Hi Hank,
I usually cheat and use MisteE's PICMultiCalc tool to determine things like prescaler ratio and PWM resolution but I'll try to explain it. If nothing else as a learning exercise for myself....

The PWM period start when TMR2 is 0 and ends when TMR2 matches PR2. When you're running at 4MHz TMR2 "ticks" at 1MHz (with a prescaler of 1:1) so if you write 100 (or 99 actually because we're starting at 0) to PR2 you'll get a PWM period of 100us so the PWM frequency is 10kHz. Put 49 in PR2 and you'll get a PWM period of 50us (20Khz) and so on.
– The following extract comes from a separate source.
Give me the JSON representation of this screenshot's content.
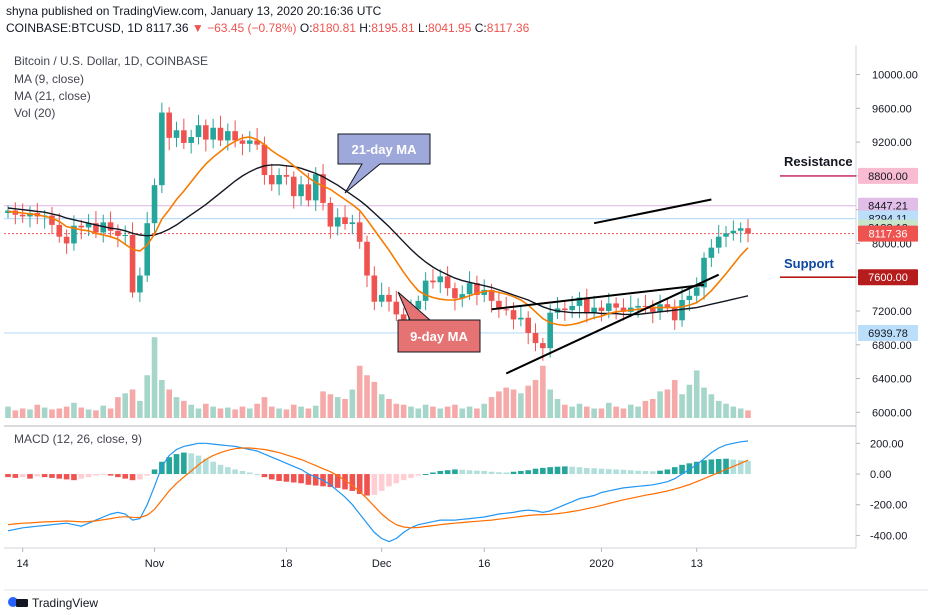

Now, you would think that if you put 99 in PR2 there are 100 "steps" to the "cycle"/period and that you therefor get 100 discrete dutycyles but this is not the case because TMR2 creates the 8 high order bits and the internal instruction clock creates the 2 low order bits of a 10bit timebase (alternatively 2 bits from the prescaler when using anything but 1:1).

What this means is that the number of discrete dutycyles ratios you get is basically (PR2+1)*4 so if you put 99 in PR2 (for a PWM frequency of 10kHz) you'll get (99+1)*4=400 "steps" which you'll have to have 9 bits to store. If you put 49 in PR2 the frequency will be 20kHz and the number of dutycycle ratios will be (49+1)*4=200 which fits nicely in a byte.

If you want to maximize the resolution while still keeping it inside a byte you could set PR2 to 63 which will give you a frequency of 15625Hz and a resolution of 8 full bits ( (63+1)*4=256 )

Well, I hope I've got this close to reallity (if not I hope someone will correct me) and that it makes at least a bit of sense.

/Henrik.

PS. If "all" you're doing with the PWM output is fading LEDs why do you need it to be inaudible?